Aanleiding was de uitzending komende maandag van Andere Tijden over een groep Palestijnse gastarbeiders die na de Zesdaagse Oorlog van 1967 niet meer terug naar huis konden. Een van hen was de vader van programmamaker Kefah Allush, die in Bar Laat te gast was. Hij vertelde dat hij de Israëlische bezetting aan de lijve had ondervonden. En hoe geïsoleerd het gezin zich hier voelde omdat ze thuis en heel ander beeld van Israël hadden dan de rest van Nederland. Allush herinnerde zich: „Papa die boos is naar de televisie, papa die staat te roepen naar de televisie.” Ja, nu staat Allush zelf ook wel eens tegen de televisie te schreeuwen. „Ik loop vast in mijn hoofd en mijn buik en mijn hart.”
En toen moest in Amsterdam de nacht nog beginnen, de nacht waarin Israëlische supporters van voetbalclub Maccabi Tel Aviv werden aangevallen door pro-Palestijnse demonstranten.
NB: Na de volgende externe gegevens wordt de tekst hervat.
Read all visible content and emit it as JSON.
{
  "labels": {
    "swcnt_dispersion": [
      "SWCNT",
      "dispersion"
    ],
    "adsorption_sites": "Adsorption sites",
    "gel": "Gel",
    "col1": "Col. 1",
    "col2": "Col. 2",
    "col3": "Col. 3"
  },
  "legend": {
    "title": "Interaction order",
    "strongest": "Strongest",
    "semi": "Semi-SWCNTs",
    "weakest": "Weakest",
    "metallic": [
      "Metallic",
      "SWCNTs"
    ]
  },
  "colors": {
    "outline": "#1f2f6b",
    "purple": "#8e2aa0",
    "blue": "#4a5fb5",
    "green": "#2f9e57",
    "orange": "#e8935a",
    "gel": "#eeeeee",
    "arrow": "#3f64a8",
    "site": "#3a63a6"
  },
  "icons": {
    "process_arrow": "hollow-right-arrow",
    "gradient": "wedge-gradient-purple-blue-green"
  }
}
Israëlische politici noemden het een „pogrom”. De Amsterdamse politie sprak van „wat opstootjes”.
Fris Amsterdam
Voor een romantischer beeld van Amsterdam zorgde Bij ons op de Wallen (NPO3). Deze leuke realityserie laat de Amsterdamse buurt zien als een schoon en fris oord van feesten en plezier. In het begin van de reeks zaten boze buurtbewoners die zelf optreden tegen de geluidsoverlast en de rotzooi in hun straat. Maar daklozen, straatdealers en dronken toeristen blijven buiten beeld.
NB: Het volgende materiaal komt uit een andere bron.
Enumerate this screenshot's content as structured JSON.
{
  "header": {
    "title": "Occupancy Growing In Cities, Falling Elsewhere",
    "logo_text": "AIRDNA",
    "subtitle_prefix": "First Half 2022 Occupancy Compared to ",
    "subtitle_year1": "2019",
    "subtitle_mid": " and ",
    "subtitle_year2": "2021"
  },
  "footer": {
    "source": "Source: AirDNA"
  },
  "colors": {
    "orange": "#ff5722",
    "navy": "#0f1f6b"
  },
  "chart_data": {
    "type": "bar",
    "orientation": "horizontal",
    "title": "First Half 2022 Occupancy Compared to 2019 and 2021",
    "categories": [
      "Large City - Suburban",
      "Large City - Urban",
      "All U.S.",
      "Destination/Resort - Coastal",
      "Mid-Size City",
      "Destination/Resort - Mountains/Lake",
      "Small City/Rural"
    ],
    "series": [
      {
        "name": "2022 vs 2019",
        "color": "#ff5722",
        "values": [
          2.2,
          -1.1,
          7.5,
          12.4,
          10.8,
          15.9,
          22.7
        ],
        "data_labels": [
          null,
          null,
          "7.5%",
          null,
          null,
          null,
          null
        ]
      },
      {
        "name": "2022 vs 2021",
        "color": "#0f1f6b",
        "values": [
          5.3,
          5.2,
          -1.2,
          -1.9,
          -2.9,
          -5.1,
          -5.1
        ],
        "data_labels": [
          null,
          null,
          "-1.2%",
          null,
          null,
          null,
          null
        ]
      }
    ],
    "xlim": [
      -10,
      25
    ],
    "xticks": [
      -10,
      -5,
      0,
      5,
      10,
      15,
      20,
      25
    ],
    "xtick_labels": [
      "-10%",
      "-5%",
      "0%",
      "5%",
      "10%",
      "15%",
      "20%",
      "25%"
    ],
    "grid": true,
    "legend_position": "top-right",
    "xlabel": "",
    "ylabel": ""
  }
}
Bij ons op de Wallen draait om vier stereotype personages. De bejaarde Lidia die met haar scootmobiel van kroeg naar kroeg zwiert terwijl ze vrolijk „tuut tuut!” roept, is een „rasechte Amsterdammer” volgens het boekje. Ook de erotisch e artiest Kyla die optreedt in de kink- en fetisj-scene, is een opgeruimde, ambitieuze vrouw zoals we die graag zien. Haar moeder brengt haar met de auto naar optredens. De twee andere personages krijgen een twist mee. Zingende barman Syad die iedere avond een feestje bouwt in zijn kroeg is van huis uit een Afghaanse vluchteling. Raamexploitant Pim is een Zuidas-type die over zijn bedrijf praat alsof hij vergaderruimtes verhuurt.
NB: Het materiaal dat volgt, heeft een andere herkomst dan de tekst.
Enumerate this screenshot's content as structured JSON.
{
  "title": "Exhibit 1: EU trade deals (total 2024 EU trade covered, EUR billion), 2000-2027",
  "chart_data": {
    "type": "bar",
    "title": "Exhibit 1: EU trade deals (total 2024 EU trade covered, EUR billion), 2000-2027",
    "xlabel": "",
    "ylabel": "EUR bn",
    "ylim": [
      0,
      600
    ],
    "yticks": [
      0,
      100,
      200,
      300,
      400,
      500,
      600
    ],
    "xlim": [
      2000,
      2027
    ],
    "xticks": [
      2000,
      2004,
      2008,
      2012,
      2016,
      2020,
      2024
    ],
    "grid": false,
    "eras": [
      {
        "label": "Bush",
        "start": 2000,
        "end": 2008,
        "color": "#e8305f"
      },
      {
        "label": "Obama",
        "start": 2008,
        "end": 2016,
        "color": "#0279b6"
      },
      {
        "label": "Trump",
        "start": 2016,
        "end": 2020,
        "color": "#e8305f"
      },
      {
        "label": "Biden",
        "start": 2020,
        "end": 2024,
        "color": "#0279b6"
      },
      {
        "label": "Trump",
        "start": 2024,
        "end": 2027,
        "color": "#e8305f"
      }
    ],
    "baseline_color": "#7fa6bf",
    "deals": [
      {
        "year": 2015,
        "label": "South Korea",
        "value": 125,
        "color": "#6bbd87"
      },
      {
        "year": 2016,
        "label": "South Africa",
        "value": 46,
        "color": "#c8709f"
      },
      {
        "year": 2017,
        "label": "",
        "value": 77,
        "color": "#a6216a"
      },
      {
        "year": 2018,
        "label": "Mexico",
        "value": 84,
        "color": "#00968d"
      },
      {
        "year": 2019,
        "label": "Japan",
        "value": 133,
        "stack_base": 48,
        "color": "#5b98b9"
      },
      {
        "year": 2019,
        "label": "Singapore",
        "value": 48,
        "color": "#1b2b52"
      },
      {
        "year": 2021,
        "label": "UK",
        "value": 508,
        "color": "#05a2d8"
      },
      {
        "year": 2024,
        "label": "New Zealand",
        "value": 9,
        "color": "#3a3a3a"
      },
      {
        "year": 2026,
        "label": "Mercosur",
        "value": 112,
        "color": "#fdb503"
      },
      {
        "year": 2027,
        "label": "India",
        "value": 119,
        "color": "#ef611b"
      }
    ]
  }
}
In zijn verhaal schemert wel iets door van de politieke strijd om de Wallen. Burgemeester Halsema wil de raamprostitutie op de Wallen niet alleen stevig reguleren – waar Pim van profiteert – maar ook verminderen. Met dit doel bouwt ze aan de Zuidas een omstreden Erotisch Centrum. Pim betoogde eerder in Het Parool dat raamprostitutie veiliger is dan huisprostitutie en bordelen, die zich meer aan het zicht van de gemeente onttrekken. Bestrijding van de raamprostitutie jaagt sekswerkers juist de illegaliteit in.
Dat kun je allemaal tussen de regels lezen. Verder is dit reality, en die heeft niet zoveel met de werkelijkheid te maken.